Aims: Diabetic cardiomyopathy (DCM) is characterized by cardiac dysfunction and heart failure. However, the effective therapy for DCM is still lacking. Polysulfide contains chains of sulfur atoms, and accumulative evidence has shown that it actively participates in mammalian physiology or pathophysiology. Nevertheless, the potential effects and mechanisms of polysulfide in DCM need further investigation. In the present study, Na2S4, a polysulfide donor, was employed to investigate the therapeutic effects of polysulfide in DCM.Results: Our results showed that Na2S4 protected cardiomyocytes against high glucose (HG)-induced cardiomyocyte injury.
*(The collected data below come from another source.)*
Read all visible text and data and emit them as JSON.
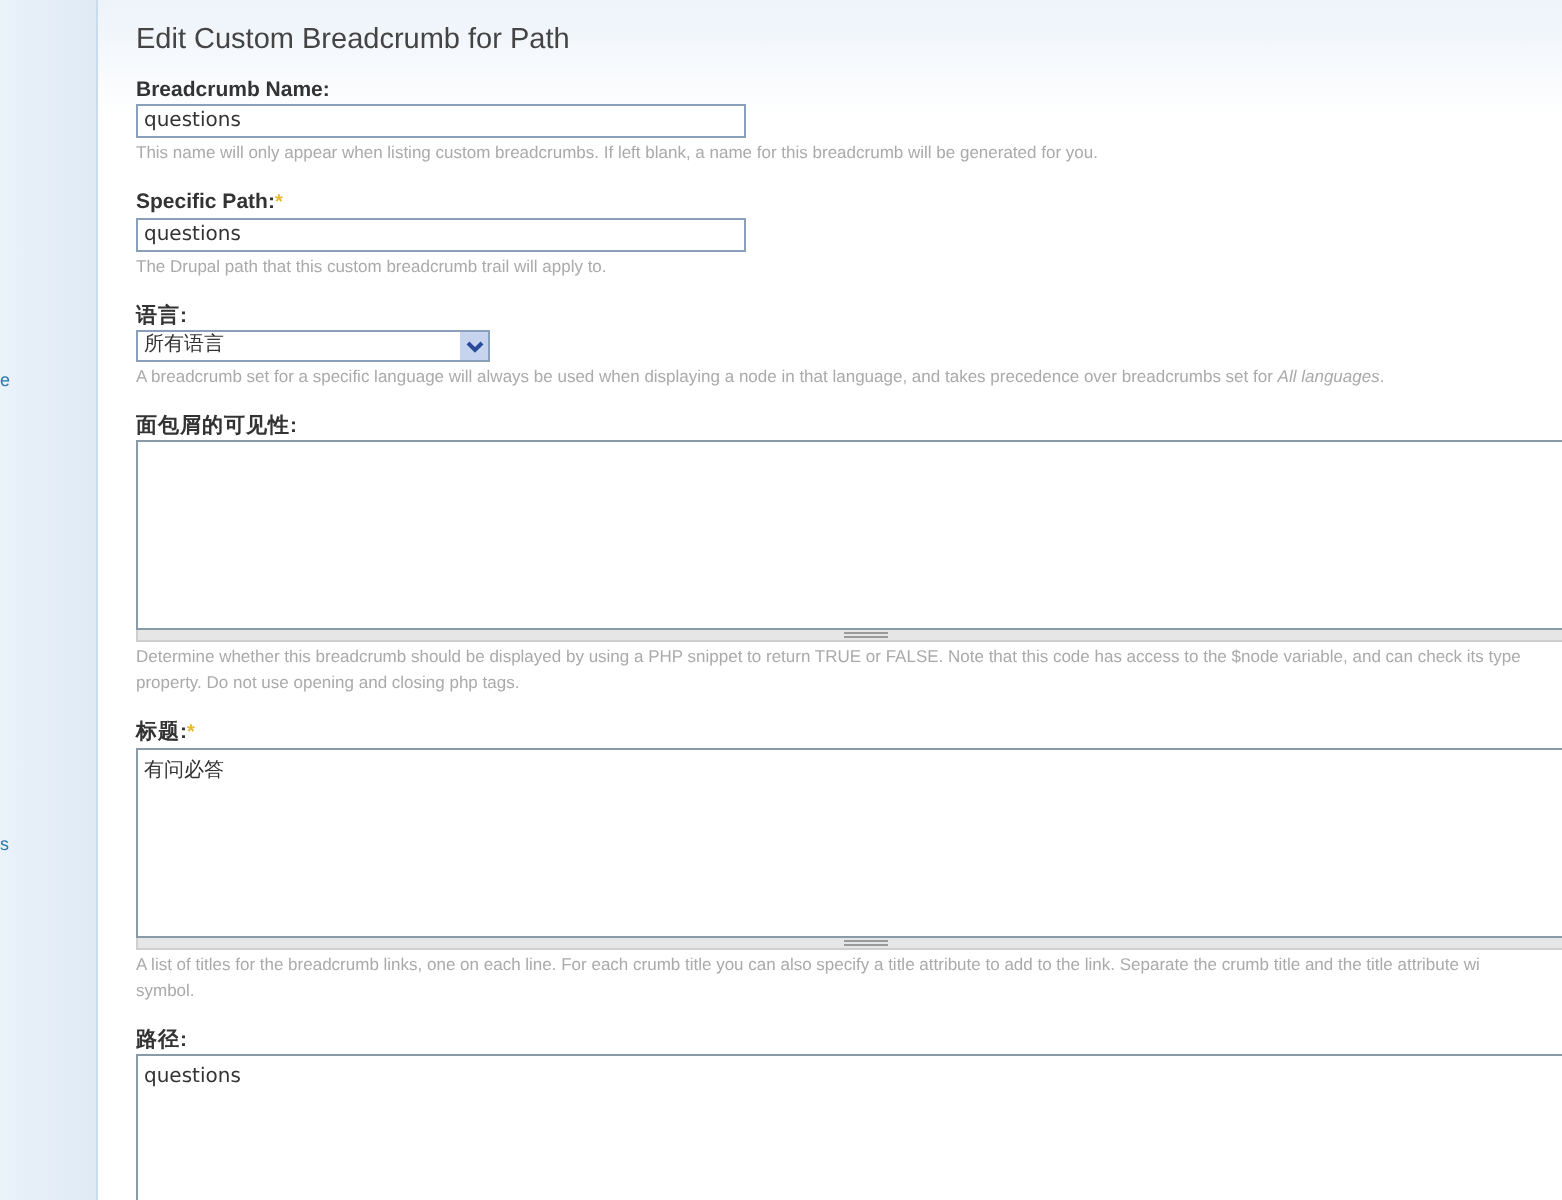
{
  "sidebar": {
    "fragments": [
      {
        "text": "e"
      },
      {
        "text": "s"
      }
    ]
  },
  "title": "Edit Custom Breadcrumb for Path",
  "fields": [
    {
      "kind": "text",
      "label": "Breadcrumb Name:",
      "value": "questions",
      "description": [
        "This name will only appear when listing custom breadcrumbs. If left blank, a name for this breadcrumb will be generated for you."
      ]
    },
    {
      "kind": "text",
      "label": "Specific Path:",
      "required_mark": "*",
      "value": "questions",
      "description": [
        "The Drupal path that this custom breadcrumb trail will apply to."
      ]
    },
    {
      "kind": "select",
      "label": "语言:",
      "value": "所有语言",
      "description": [
        "A breadcrumb set for a specific language will always be used when displaying a node in that language, and takes precedence over breadcrumbs set for *All languages*."
      ]
    },
    {
      "kind": "textarea",
      "label": "面包屑的可见性:",
      "description": [
        "Determine whether this breadcrumb should be displayed by using a PHP snippet to return TRUE or FALSE. Note that this code has access to the $node variable, and can check its type",
        "property. Do not use opening and closing php tags."
      ]
    },
    {
      "kind": "textarea",
      "label": "标题:",
      "required_mark": "*",
      "value": "有问必答",
      "description": [
        "A list of titles for the breadcrumb links, one on each line. For each crumb title you can also specify a title attribute to add to the link. Separate the crumb title and the title attribute wi",
        "symbol."
      ]
    },
    {
      "kind": "textarea",
      "label": "路径:",
      "value": "questions"
    }
  ]
}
The pathological changes in DCM including cell death, oxidative stress, mitochondrial dysfunction and cardiac hypertrophy were improved by Na2S4 treatment. The left ventricular contractile function in streptozotocin (STZ)-induced diabetic mice was significantly improved by Na2S4. Mechanistically, Na2S4 upregulated and sulfhydrated peroxisome proliferator-activated receptor-gamma (PPAR gamma) and sirtuin 3 (SIRT-3) in cardiomyocytes. Suppression of PPAR gamma or SIRT-3 with their specific inhibitors or blockade of sulfhydration abolished the protective effects of Na2S4. Moreover, mutations of PPAR gamma or SIRT-3 at specific cysteines diminished the benefits of Na2S4 in HG-challenged cardiomyocytes.Innovation and Conclusion: We demonstrated that Na2S4 prevented the development of DCM via sulfhydration of both PPAR gamma and SIRT-3. Our results imply that polysulfide may be a potential and promising agent to treat DCM. Antioxid. Redox Signal. 38, 1-17.